Can anyone tell me when your max allotment of each item is reset?  Just trying to make the best of it since I'm a "sock guy" and end FY is days away.

Thanks for any info, 

Bin


----------



## armyvern (28 Mar 2008)

Bintheredunthat-Muzzled said:
			
		

> Well since this is as far as I can see, this is the most recent topic on Logistik website - figured I'd try this question here.
> 
> Couldn't come up with an answer in the FAQ - sorry if it's right there in front of me.....it's late.
> 
> ...



01 Apr; your points allocation will also be maxed up again on this date (whatever be your max 200/400 etc [if you are in a 400 point Unit or posn -- you'd know it!!]) and added to 1/2 of the points that remain on your account at midnight. You can accumulate 50% of your remaining points forward to the next FY until your reach a total of 400 points. It's a FY thing.

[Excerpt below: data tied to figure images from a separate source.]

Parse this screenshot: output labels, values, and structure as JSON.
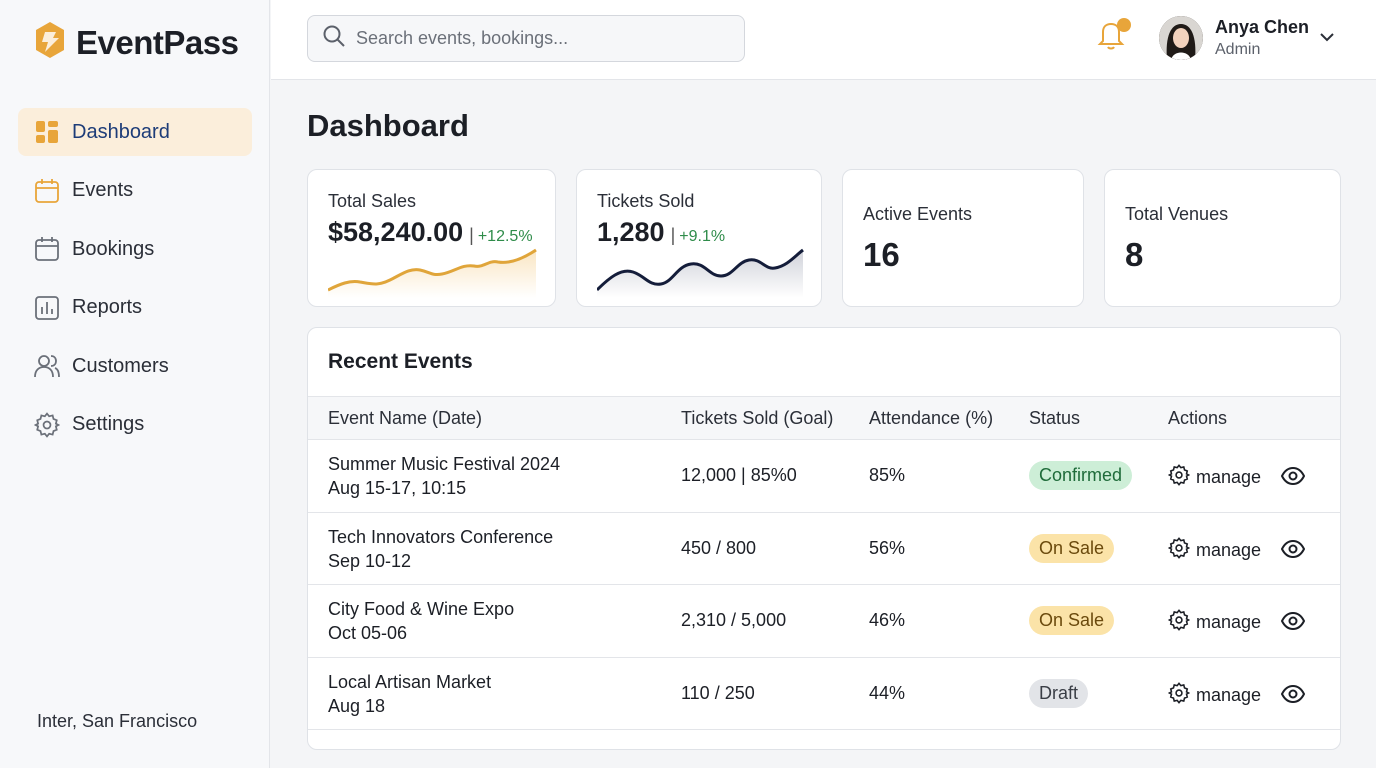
{
  "brand": {
    "name": "EventPass",
    "accent": "#e8a53a"
  },
  "sidebar": {
    "items": [
      {
        "label": "Dashboard",
        "icon": "grid-icon",
        "active": true
      },
      {
        "label": "Events",
        "icon": "calendar-icon"
      },
      {
        "label": "Bookings",
        "icon": "calendar-outline-icon"
      },
      {
        "label": "Reports",
        "icon": "bar-chart-icon"
      },
      {
        "label": "Customers",
        "icon": "users-icon"
      },
      {
        "label": "Settings",
        "icon": "gear-icon"
      }
    ],
    "footer": "Inter, San Francisco"
  },
  "header": {
    "search_placeholder": "Search events, bookings...",
    "notification_icon": "bell-icon",
    "user": {
      "name": "Anya Chen",
      "role": "Admin"
    }
  },
  "main": {
    "title": "Dashboard",
    "stats": [
      {
        "label": "Total Sales",
        "value": "$58,240.00",
        "separator": "|",
        "change": "+12.5%",
        "spark_color": "#e0a53a"
      },
      {
        "label": "Tickets Sold",
        "value": "1,280",
        "separator": "|",
        "change": "+9.1%",
        "spark_color": "#141d3a"
      },
      {
        "label": "Active Events",
        "value": "16"
      },
      {
        "label": "Total Venues",
        "value": "8"
      }
    ],
    "recent": {
      "title": "Recent Events",
      "columns": [
        "Event Name (Date)",
        "Tickets Sold (Goal)",
        "Attendance (%)",
        "Status",
        "Actions"
      ],
      "rows": [
        {
          "name": "Summer Music Festival 2024",
          "date": "Aug 15-17, 10:15",
          "tickets": "12,000 | 85%0",
          "attendance": "85%",
          "status": "Confirmed",
          "status_kind": "confirmed",
          "action": "manage"
        },
        {
          "name": "Tech Innovators Conference",
          "date": "Sep 10-12",
          "tickets": "450 / 800",
          "attendance": "56%",
          "status": "On Sale",
          "status_kind": "onsale",
          "action": "manage"
        },
        {
          "name": "City Food & Wine Expo",
          "date": "Oct 05-06",
          "tickets": "2,310 / 5,000",
          "attendance": "46%",
          "status": "On Sale",
          "status_kind": "onsale",
          "action": "manage"
        },
        {
          "name": "Local Artisan Market",
          "date": "Aug 18",
          "tickets": "110 / 250",
          "attendance": "44%",
          "status": "Draft",
          "status_kind": "draft",
          "action": "manage"
        }
      ]
    }
  }
}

For example: You belong to a Unit that is entitled to 200 points/year.

At 31 Mar 2359hrs, you have 120 points remaining on your account allocation.

Therefore at 0001hrs 01 Apr, you have:
60 points (50% of what remained); plus
200 points for your annual max allocation; =
260 points to play with this upcoming FY.

Account will max out at the 400 point level after a couple years of you doing this rather than "spending" those points on items.


----------